Coccocephalus Temporal range: Bashkirian to Asselian PreꞒ Ꞓ O S D C P T J K Pg N

Scientific classification
- Kingdom: Animalia
- Phylum: Chordata
- Class: Actinopterygii
- Family: †Coccocephalichthyidae Fowler, 1951
- Genus: †Coccocephalus Watson, 1925
- Type species: †Coccocephalus wildi Watson, 1925
- Other species: †C. baldwini (Poplin, 1974); †C. tessellatus Beltan, 1981;
- Synonyms: Coccocephalichthys Whitley, 1940 (non "Coccocephalus" Fieber, 1860); Cocconiscus White & Moy-Thomas, 1940;

= Coccocephalus =

Extinct genus of fishes

Coccocephalus is an extinct genus of prehistoric freshwater and marine basal ray-finned fish from the Carboniferous to the early Permian period. The type species, C. wildi, lived during the Bashkirian age of the Pennsylvanian epoch in what is now Lancashire, United Kingdom. One specimen of C. wildi is notable for having the earliest known instance of fossilized brain tissue in a vertebrate.

==Taxonomy==
The type species was first described as Coccocephalus wildi in 1925 by David Meredith Seares Watson, but because Coccocephalus was thought to be preoccupied (for an extant hemipteran insect), both Gilbert Percy Whitley and Errol White & James Alan Moy-Thomas proposed a new genus name in 1940. Because the article introducing the name Coccocephalichthys Whitley, 1940 was published before the article erecting the name Cocconiscus White & Moy-Thomas, 1940, the former became the valid new genus name for the Carboniferous fish for some time. However, reexamination of Fieber's 1861 insect publication in 1996 revealed that the insect in question is Coccodocephalus, thus the original name Coccocephalus wildi stands as the correct name for this genus and both Coccocephalichthys and Cocconiscus are junior synonyms.

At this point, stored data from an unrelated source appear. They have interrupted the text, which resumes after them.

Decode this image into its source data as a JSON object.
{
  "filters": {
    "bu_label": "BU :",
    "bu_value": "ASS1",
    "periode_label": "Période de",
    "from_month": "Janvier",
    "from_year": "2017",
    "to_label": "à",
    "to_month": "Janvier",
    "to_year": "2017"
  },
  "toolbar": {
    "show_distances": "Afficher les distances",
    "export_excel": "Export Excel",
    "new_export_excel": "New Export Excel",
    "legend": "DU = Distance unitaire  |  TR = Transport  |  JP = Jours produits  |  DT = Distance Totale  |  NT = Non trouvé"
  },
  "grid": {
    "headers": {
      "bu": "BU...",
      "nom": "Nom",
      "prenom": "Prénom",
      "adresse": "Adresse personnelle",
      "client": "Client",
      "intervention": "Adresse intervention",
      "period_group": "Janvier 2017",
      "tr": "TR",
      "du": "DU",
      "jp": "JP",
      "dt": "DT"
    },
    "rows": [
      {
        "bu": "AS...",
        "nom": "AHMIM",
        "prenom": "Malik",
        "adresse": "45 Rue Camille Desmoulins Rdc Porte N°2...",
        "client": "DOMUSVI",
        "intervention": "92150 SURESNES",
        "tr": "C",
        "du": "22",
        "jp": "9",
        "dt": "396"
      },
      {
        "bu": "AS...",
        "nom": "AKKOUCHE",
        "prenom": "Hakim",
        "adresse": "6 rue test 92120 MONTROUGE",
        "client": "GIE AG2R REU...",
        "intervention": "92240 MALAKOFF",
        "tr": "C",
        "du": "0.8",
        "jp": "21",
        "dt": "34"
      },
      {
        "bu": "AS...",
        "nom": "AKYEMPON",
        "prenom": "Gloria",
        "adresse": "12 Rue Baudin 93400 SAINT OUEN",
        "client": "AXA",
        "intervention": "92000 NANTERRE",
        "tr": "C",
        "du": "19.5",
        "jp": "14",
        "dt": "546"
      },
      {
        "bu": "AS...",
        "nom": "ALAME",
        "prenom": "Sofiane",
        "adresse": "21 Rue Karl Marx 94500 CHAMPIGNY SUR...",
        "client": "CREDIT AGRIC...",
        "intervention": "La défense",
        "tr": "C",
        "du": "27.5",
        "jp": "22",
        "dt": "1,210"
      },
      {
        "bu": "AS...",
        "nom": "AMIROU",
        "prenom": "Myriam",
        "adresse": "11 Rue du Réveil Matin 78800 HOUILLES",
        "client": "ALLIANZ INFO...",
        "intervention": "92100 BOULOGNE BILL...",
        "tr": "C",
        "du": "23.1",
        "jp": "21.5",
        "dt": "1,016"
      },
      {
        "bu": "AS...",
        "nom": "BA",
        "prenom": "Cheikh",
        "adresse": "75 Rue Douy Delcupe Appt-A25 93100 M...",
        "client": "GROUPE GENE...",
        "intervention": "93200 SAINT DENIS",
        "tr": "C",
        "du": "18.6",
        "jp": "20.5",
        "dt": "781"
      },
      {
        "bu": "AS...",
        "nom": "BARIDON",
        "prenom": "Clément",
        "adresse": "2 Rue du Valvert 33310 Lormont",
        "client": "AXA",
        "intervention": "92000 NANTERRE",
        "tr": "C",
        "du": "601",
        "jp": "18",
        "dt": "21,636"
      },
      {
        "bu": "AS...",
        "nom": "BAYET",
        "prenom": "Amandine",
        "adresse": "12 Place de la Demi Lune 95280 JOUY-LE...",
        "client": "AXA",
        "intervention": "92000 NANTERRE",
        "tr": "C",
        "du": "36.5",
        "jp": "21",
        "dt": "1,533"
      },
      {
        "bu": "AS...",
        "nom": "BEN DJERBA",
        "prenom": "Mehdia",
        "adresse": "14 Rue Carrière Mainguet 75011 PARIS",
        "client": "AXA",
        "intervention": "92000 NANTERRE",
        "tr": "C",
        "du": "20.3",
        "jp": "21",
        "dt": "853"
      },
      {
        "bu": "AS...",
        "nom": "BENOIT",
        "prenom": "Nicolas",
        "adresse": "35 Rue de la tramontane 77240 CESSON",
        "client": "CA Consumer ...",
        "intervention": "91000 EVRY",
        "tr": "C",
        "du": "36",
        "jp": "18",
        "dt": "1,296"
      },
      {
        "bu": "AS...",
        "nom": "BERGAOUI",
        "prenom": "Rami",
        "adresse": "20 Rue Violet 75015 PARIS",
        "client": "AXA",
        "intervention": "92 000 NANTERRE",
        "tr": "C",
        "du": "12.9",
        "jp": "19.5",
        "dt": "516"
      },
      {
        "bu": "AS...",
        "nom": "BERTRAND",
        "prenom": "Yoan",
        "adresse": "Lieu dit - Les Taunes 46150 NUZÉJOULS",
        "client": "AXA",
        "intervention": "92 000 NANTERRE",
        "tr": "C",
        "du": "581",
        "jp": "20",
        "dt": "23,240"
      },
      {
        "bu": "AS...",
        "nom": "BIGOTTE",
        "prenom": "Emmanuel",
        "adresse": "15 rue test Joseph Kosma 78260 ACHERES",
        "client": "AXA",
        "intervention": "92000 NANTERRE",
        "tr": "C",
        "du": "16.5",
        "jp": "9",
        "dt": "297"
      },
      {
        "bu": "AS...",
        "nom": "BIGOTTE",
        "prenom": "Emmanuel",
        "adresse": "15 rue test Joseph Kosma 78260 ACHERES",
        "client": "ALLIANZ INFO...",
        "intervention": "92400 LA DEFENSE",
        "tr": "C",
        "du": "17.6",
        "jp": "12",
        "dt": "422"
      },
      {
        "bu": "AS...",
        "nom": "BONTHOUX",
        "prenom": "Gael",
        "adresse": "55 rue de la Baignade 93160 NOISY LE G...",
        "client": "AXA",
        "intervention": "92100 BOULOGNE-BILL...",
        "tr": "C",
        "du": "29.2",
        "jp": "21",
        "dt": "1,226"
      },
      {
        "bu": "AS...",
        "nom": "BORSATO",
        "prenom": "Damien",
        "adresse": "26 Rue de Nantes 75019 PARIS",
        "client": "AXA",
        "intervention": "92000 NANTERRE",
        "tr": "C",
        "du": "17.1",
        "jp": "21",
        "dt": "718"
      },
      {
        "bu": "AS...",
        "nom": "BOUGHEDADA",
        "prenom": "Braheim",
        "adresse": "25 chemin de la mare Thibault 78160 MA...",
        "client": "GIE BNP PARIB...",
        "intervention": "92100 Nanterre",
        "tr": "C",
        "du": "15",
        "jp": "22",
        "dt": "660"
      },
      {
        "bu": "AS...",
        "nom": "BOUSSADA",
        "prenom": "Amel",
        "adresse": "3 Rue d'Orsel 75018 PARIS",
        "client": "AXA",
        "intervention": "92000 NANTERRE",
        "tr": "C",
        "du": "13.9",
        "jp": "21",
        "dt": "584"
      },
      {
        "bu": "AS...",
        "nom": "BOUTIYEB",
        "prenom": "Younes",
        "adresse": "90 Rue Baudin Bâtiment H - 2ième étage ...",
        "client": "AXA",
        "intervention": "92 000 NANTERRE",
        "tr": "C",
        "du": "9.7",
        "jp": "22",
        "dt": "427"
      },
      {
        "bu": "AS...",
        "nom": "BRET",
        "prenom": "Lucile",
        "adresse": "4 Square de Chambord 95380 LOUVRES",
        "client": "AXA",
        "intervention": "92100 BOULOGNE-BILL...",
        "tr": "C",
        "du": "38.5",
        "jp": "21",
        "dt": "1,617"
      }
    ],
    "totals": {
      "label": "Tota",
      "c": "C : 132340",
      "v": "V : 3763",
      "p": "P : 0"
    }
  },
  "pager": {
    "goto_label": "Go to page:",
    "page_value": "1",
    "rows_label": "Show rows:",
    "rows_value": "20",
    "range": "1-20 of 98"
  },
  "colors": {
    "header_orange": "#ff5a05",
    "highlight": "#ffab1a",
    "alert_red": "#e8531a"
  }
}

- Family †Coccocephalichthyidae Fowler, 1951 [Cocconiscidae Romer, 1945]
  - Genus †Coccocephalus Watson 1925 [Coccocephalichthys Whitley, 1940; Cocconiscus White & Moy-Thomas, 1940]
    - †C. baldwini (Poplin, 1974) - latest Carboniferous (Gzhelian) of Kansas, USA, marine (Lawrence Formation) [Coccocephalichthys baldwini (Poplin, 1974); Cocconiscus baldwini Poplin, 1974]
    - †C. tessellatus Beltan, 1981 - Early Permian (Asselian) of Uruguay, marine (San Gregorio Formation)
    - †C. wildi Watson, 1925 - Late Carboniferous (Bashkirian) of England, freshwater (Pennine Coal Measures) [Coccocephalichthys wildi (Watson, 1925); Cocconiscus wildi (Watson, 1925)]
Coccocephalus is suggested to belong to the stem-group of Actinopterygii, with all living ray-finned fish more closely related to each other than to Coccocephalus.

==Ecology & evolution==
In 2023, the type specimen of C. wildi was found to preserve the earliest example of fossilized brain and nerve tissue. The fossil shows that the forebrain in this ray-finned fish was evaginated, a feature otherwise not known in actinopterygians. The results show that the everted forebrain of modern ray-fins evolved later than previously thought. The exceptional preservation of this specimen likely occurred due to the individual being rapidly buried in a low-oxygen environment after death, preventing decomposition of the brain tissue.